Finance and trade ministers meeting in Singapore for the Asia Pacific Economic Cooperation forum have agreed the global economic recovery is still fragile and more coordinated efforts are needed for sustained growth.
Ministers from 21 Pacific Rim economies discussed sustaining growth and connecting the region.
The economic leaders issued a statement saying although most economies are now recovering from last year's financial crisis, the recovery remains fragile and growth over the next few quarters is likely to be uneven.
The United States Treasury Secretary Timothy Geithner says while inflation is low across most major economies there are very high levels of unemployment. He says more efforts are needed to ensure an early economic recovery.
|US Treasury Sec. Timothy Geithner (L) talks to a fellow minister at a joint APEC Finance Ministers press conference in Singapore, 12 Nov 2009|
"Right now the challenge is growth ... let us make sure we have a business confidence restored, private investment expanding again, unemployment coming down, financial sectors definitively repaired. That is our basic challenge now," he said.

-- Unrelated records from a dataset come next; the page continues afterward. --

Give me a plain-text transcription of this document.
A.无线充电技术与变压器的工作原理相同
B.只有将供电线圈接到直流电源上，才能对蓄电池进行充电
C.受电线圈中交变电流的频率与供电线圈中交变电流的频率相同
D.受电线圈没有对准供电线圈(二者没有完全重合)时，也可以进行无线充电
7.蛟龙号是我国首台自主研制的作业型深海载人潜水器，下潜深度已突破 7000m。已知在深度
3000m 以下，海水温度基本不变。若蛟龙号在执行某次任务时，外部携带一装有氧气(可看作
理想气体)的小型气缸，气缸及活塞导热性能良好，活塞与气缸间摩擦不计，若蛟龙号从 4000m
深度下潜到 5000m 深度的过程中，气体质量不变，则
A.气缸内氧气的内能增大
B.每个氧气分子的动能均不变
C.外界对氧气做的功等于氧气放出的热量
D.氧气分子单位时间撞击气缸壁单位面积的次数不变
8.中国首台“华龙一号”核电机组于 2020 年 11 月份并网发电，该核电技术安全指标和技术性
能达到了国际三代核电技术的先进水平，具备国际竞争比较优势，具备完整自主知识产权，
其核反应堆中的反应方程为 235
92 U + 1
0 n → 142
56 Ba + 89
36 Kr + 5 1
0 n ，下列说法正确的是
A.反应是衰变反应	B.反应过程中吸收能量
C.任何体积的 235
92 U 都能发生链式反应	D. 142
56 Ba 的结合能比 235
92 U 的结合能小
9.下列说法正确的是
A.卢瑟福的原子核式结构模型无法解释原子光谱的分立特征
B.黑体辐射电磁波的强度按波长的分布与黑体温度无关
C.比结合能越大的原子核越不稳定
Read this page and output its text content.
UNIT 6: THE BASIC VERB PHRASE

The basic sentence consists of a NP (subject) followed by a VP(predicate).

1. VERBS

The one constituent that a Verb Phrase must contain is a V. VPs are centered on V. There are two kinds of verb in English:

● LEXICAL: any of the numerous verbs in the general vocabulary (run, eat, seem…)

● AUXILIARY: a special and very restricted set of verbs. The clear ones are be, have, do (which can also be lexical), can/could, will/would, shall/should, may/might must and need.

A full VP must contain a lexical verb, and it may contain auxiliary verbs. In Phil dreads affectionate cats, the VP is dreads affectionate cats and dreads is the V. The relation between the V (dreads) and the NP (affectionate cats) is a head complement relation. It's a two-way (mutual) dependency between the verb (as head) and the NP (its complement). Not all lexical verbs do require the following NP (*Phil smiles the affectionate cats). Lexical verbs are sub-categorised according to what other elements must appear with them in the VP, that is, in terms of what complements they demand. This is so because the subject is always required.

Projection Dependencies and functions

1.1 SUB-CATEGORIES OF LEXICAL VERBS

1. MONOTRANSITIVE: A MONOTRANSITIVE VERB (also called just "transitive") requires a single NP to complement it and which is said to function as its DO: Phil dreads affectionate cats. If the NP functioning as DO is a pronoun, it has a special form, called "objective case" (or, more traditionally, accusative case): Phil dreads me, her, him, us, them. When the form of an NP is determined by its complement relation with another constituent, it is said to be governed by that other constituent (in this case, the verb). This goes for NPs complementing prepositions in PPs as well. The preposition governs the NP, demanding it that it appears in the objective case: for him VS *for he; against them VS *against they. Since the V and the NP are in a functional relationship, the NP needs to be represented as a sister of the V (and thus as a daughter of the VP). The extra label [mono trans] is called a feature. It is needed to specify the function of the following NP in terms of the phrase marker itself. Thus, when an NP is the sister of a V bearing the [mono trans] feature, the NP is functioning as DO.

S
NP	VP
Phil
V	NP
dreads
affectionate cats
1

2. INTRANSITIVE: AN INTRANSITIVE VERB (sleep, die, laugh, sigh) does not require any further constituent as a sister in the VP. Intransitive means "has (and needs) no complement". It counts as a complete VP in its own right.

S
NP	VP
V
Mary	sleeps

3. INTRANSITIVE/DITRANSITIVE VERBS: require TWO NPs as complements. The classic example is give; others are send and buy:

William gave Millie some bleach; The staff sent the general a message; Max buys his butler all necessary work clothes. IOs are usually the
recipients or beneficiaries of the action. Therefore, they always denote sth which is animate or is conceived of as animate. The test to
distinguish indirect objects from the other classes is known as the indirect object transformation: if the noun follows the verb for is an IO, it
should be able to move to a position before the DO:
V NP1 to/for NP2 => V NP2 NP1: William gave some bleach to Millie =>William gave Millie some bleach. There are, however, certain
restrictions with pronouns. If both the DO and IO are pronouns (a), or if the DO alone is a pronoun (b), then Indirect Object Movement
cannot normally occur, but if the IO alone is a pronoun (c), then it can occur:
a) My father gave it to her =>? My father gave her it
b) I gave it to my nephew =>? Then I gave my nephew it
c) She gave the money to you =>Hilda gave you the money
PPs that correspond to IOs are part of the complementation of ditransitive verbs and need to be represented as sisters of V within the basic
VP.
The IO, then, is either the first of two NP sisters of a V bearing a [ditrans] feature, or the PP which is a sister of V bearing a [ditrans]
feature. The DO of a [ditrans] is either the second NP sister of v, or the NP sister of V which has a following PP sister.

Geithner says it will take some time to bring down unemployment levels, which in October reached a 26-year high in the United States.

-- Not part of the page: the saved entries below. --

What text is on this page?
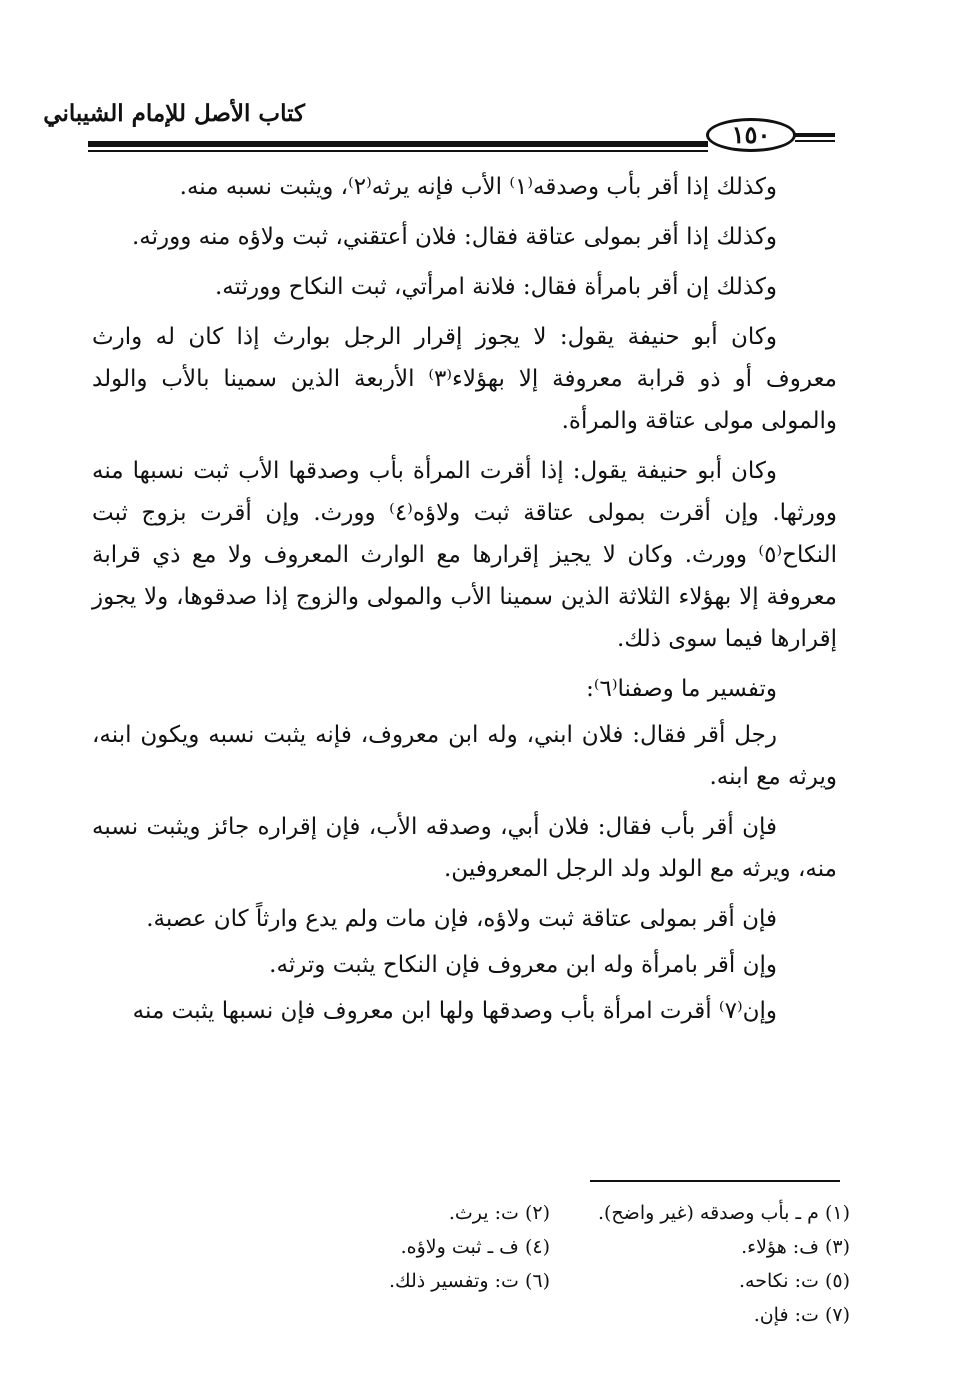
كتاب الأصل للإمام الشيباني
١٥٠

وكذلك إذا أقر بأب وصدقه⁽١⁾ الأب فإنه يرثه⁽٢⁾، ويثبت نسبه منه.

وكذلك إذا أقر بمولى عتاقة فقال: فلان أعتقني، ثبت ولاؤه منه وورثه.

وكذلك إن أقر بامرأة فقال: فلانة امرأتي، ثبت النكاح وورثته.

وكان أبو حنيفة يقول: لا يجوز إقرار الرجل بوارث إذا كان له وارث معروف أو ذو قرابة معروفة إلا بهؤلاء⁽٣⁾ الأربعة الذين سمينا بالأب والولد والمولى مولى عتاقة والمرأة.

وكان أبو حنيفة يقول: إذا أقرت المرأة بأب وصدقها الأب ثبت نسبها منه وورثها. وإن أقرت بمولى عتاقة ثبت ولاؤه⁽٤⁾ وورث. وإن أقرت بزوج ثبت النكاح⁽٥⁾ وورث. وكان لا يجيز إقرارها مع الوارث المعروف ولا مع ذي قرابة معروفة إلا بهؤلاء الثلاثة الذين سمينا الأب والمولى والزوج إذا صدقوها، ولا يجوز إقرارها فيما سوى ذلك.

وتفسير ما وصفنا⁽٦⁾:

رجل أقر فقال: فلان ابني، وله ابن معروف، فإنه يثبت نسبه ويكون ابنه، ويرثه مع ابنه.

فإن أقر بأب فقال: فلان أبي، وصدقه الأب، فإن إقراره جائز ويثبت نسبه منه، ويرثه مع الولد ولد الرجل المعروفين.

فإن أقر بمولى عتاقة ثبت ولاؤه، فإن مات ولم يدع وارثاً كان عصبة.

وإن أقر بامرأة وله ابن معروف فإن النكاح يثبت وترثه.

وإن⁽٧⁾ أقرت امرأة بأب وصدقها ولها ابن معروف فإن نسبها يثبت منه

(١) م ـ بأب وصدقه (غير واضح).
(٢) ت: يرث.
(٣) ف: هؤلاء.
(٤) ف ـ ثبت ولاؤه.
(٥) ت: نكاحه.
(٦) ت: وتفسير ذلك.
(٧) ت: فإن.
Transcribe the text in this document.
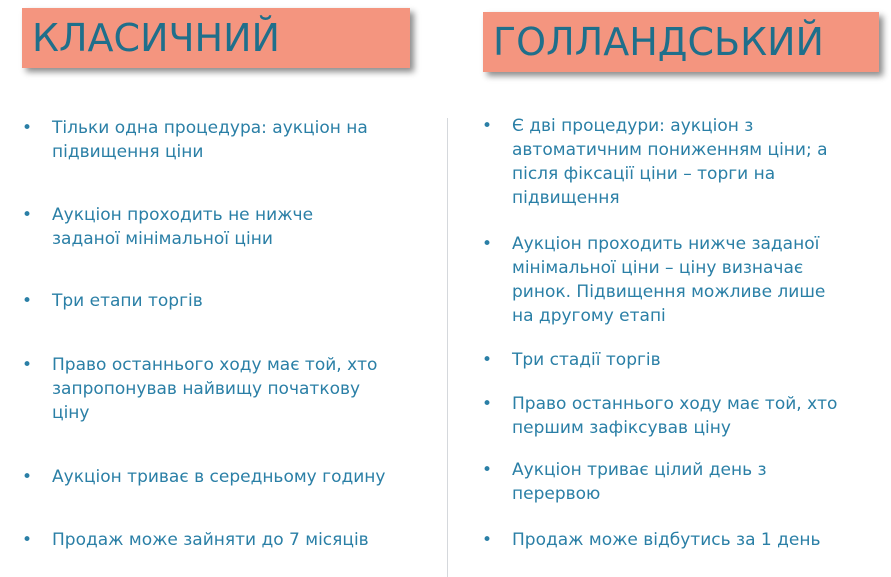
КЛАСИЧНИЙ	ГОЛЛАНДСЬКИЙ
• Тільки одна процедура: аукціон на підвищення ціни
• Аукціон проходить не нижче заданої мінімальної ціни
• Три етапи торгів
• Право останнього ходу має той, хто запропонував найвищу початкову ціну
• Аукціон триває в середньому годину
• Продаж може зайняти до 7 місяців
• Є дві процедури: аукціон з автоматичним пониженням ціни; а після фіксації ціни – торги на підвищення
• Аукціон проходить нижче заданої мінімальної ціни – ціну визначає ринок. Підвищення можливе лише на другому етапі
• Три стадії торгів
• Право останнього ходу має той, хто першим зафіксував ціну
• Аукціон триває цілий день з перервою
• Продаж може відбутись за 1 день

The ministers agreed on the need to find new ways for sustaining economic growth, which has largely depended on the U.S. market.
Geithner says the United States is seeing signs of a shift to saving more and borrowing less. He says private investment and exports are growing again.

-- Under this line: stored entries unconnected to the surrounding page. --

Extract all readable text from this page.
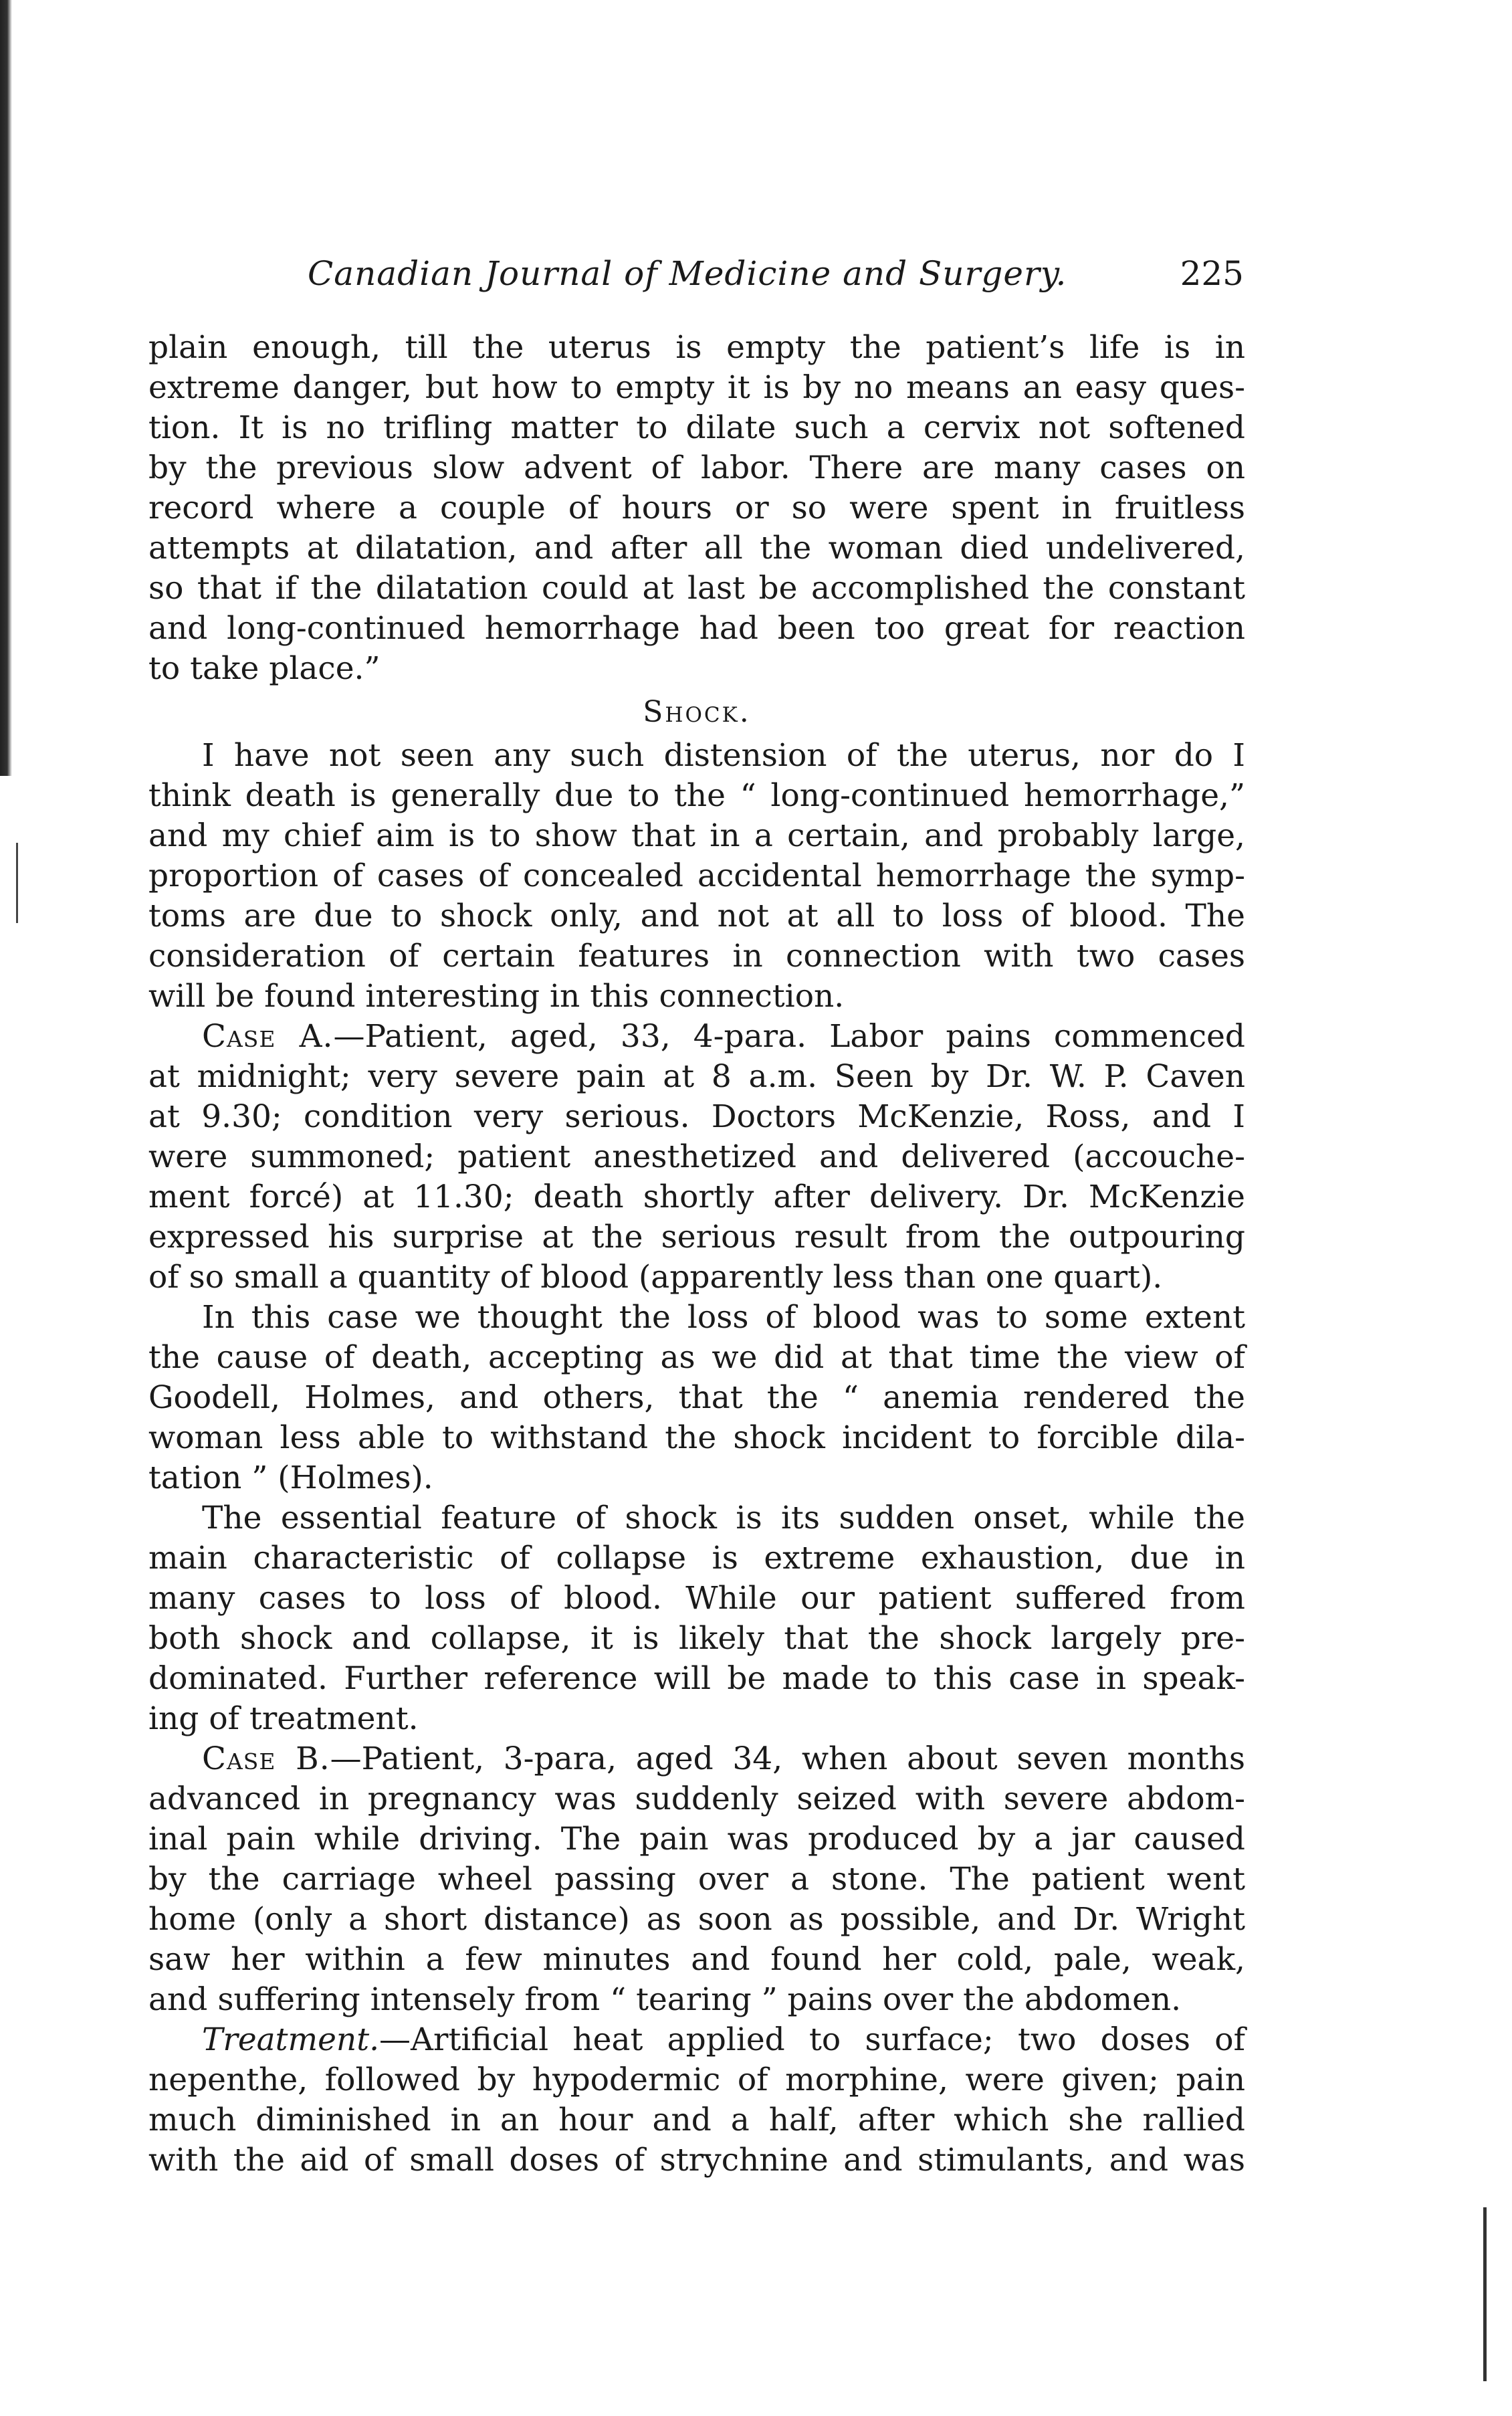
Canadian Journal of Medicine and Surgery.	225
plain enough, till the uterus is empty the patient’s life is in
extreme danger, but how to empty it is by no means an easy ques-
tion. It is no trifling matter to dilate such a cervix not softened
by the previous slow advent of labor. There are many cases on
record where a couple of hours or so were spent in fruitless
attempts at dilatation, and after all the woman died undelivered,
so that if the dilatation could at last be accomplished the constant
and long-continued hemorrhage had been too great for reaction
to take place.”
Shock.
I have not seen any such distension of the uterus, nor do I
think death is generally due to the “ long-continued hemorrhage,”
and my chief aim is to show that in a certain, and probably large,
proportion of cases of concealed accidental hemorrhage the symp-
toms are due to shock only, and not at all to loss of blood. The
consideration of certain features in connection with two cases
will be found interesting in this connection.
Case A.—Patient, aged, 33, 4-para. Labor pains commenced
at midnight; very severe pain at 8 a.m. Seen by Dr. W. P. Caven
at 9.30; condition very serious. Doctors McKenzie, Ross, and I
were summoned; patient anesthetized and delivered (accouche-
ment forcé) at 11.30; death shortly after delivery. Dr. McKenzie
expressed his surprise at the serious result from the outpouring
of so small a quantity of blood (apparently less than one quart).
In this case we thought the loss of blood was to some extent
the cause of death, accepting as we did at that time the view of
Goodell, Holmes, and others, that the “ anemia rendered the
woman less able to withstand the shock incident to forcible dila-
tation ” (Holmes).
The essential feature of shock is its sudden onset, while the
main characteristic of collapse is extreme exhaustion, due in
many cases to loss of blood. While our patient suffered from
both shock and collapse, it is likely that the shock largely pre-
dominated. Further reference will be made to this case in speak-
ing of treatment.
Case B.—Patient, 3-para, aged 34, when about seven months
advanced in pregnancy was suddenly seized with severe abdom-
inal pain while driving. The pain was produced by a jar caused
by the carriage wheel passing over a stone. The patient went
home (only a short distance) as soon as possible, and Dr. Wright
saw her within a few minutes and found her cold, pale, weak,
and suffering intensely from “ tearing ” pains over the abdomen.
Treatment.—Artificial heat applied to surface; two doses of
nepenthe, followed by hypodermic of morphine, were given; pain
much diminished in an hour and a half, after which she rallied
with the aid of small doses of strychnine and stimulants, and was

"But what it means is, if the world is going to grow at the rate it can in the future, the rest of the world is going to have to shift to more domestic sources of growth, investment, and spending," he said.
In the statement, APEC economies with large deficits pledged to encourage private savings, while those with large surpluses pledged to strengthen domestic growth.
APEC ministers, including China, also agreed to pursue "market oriented" exchange rates. China has been accused of keeping its currency, the yuan, artificially low to boost exports. But, ministers played down currency exchange concerns.
Singapore's Finance Minister Tharman Shanmugaratnam said none of the ministers called for any sudden or significant change in exchange rates, but said they should remain flexible.
The finance and trade ministers were meeting before an APEC summit this weekend that is to include U.S. President Obama on his first trip to Asia as president.